Scientific and Statistical Computing Core, National Institute of Mental Health, National, Institutes of Health, Bethesda, MD 20892-1148, USA.
Neuroimage. 2012 Aug 15;62(2):768-73. doi: 10.1016/j.neuroimage.2011.09.016. Epub 2011 Sep 17.
Surface-based brain imaging analysis offers the advantages of preserving the topology of cortical activation, increasing statistical power of group-level statistics, estimating cortical thickness, and visualizing with ease the pattern of activation across the whole cortex. SUMA is an open-source suite of programs for performing surface-based analysis and visualization. It was designed since its inception to allow for a fine control over the mapping between volume and surface domains, and for very fast and simultaneous display of multiple surface models and corresponding multitudes of datasets, all while maintaining a direct two-way link to volumetric data from which surface models and data originated. SUMA provides tools for performing spatial operations such as controlled smoothing, clustering, and interactive ROI drawing on folded surfaces in 3D, in addition to the various level-1 and level-2 FMRI statistics including FDR and FWE correction for multiple comparisons. In our contribution to this commemorative issue of Neuroimage we touch on the importance of surface-based analysis and provide a historic backdrop that motivated the creation of SUMA. We also highlight features that are particular to SUMA, notably the standardization procedure of meshes to greatly facilitate group-level analyses, and the ability to control SUMA's graphical interface from external programs making it possible to handle large collections of data with relative ease.

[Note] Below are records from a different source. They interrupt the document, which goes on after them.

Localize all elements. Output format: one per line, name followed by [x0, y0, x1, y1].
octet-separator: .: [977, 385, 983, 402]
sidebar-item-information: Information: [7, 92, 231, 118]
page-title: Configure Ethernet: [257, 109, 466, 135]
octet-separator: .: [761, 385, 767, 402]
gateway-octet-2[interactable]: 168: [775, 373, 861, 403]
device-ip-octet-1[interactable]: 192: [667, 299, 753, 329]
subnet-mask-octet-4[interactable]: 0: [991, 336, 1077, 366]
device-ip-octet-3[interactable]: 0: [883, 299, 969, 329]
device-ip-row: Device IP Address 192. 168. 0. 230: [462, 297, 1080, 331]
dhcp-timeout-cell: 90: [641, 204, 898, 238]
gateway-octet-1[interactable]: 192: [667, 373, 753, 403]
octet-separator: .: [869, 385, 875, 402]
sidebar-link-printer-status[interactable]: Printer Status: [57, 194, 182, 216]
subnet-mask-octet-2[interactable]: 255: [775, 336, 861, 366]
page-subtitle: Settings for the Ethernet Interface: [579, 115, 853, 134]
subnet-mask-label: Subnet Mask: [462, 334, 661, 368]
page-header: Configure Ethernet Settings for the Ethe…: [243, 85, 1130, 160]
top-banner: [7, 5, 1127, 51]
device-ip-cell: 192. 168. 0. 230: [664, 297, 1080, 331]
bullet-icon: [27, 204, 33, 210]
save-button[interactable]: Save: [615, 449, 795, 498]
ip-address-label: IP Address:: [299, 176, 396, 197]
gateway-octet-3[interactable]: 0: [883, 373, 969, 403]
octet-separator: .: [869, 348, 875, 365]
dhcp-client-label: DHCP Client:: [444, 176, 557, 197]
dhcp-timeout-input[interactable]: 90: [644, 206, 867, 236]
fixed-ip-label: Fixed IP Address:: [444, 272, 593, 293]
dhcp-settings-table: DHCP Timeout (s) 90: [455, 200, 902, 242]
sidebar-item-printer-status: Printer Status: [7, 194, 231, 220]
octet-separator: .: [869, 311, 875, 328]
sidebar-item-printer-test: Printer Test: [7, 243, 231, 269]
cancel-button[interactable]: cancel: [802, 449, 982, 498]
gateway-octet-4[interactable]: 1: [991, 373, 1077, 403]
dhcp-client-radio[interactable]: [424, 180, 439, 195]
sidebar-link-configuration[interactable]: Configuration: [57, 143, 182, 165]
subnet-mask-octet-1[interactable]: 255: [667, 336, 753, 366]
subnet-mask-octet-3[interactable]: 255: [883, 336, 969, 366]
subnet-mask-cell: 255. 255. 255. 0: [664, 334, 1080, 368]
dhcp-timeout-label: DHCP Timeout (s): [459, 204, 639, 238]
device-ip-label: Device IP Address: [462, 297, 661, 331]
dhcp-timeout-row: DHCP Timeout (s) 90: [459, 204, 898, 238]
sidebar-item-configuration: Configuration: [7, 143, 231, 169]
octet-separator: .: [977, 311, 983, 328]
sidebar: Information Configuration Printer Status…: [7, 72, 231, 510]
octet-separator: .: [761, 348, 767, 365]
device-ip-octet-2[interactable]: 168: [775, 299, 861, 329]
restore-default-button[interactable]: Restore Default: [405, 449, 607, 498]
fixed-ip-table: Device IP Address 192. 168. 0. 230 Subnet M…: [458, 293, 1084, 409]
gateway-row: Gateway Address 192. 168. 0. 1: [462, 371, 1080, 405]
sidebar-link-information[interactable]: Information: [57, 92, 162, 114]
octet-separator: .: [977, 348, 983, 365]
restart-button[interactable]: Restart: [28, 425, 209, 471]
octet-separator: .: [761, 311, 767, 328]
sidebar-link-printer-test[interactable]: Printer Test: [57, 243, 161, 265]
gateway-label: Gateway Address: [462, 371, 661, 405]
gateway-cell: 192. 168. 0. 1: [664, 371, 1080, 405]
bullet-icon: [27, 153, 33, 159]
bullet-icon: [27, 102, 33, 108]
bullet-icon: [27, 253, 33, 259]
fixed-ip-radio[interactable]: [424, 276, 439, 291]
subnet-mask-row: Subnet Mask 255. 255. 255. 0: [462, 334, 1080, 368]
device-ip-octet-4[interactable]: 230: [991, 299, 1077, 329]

基于表面的脑成像分析具有保留皮质激活拓扑结构、增加组水平统计的统计效力、估计皮质厚度以及轻松可视化整个皮质激活模式的优势。SUMA 是一个用于进行基于表面的分析和可视化的开源程序套件。从一开始,它就被设计为允许对体积和表面域之间的映射进行精细控制,并且能够非常快速地同时显示多个表面模型和相应的大量数据集,同时保持与从中衍生出表面模型和数据的体积数据的直接双向链接。SUMA 提供了在 3D 中对折叠表面进行空间操作的工具,例如受控平滑、聚类和交互式 ROI 绘制,此外还提供了各种一级和二级 fMRI 统计信息,包括用于多重比较的 FDR 和 FWE 校正。在我们为《神经影像学》本期纪念特刊所做的贡献中,我们探讨了基于表面的分析的重要性,并提供了激发 SUMA 创建的历史背景。我们还强调了 SUMA 的特定功能,特别是网格的标准化程序,这极大地促进了组水平分析,以及从外部程序控制 SUMA 的图形界面的能力,这使得处理大量数据变得相对容易。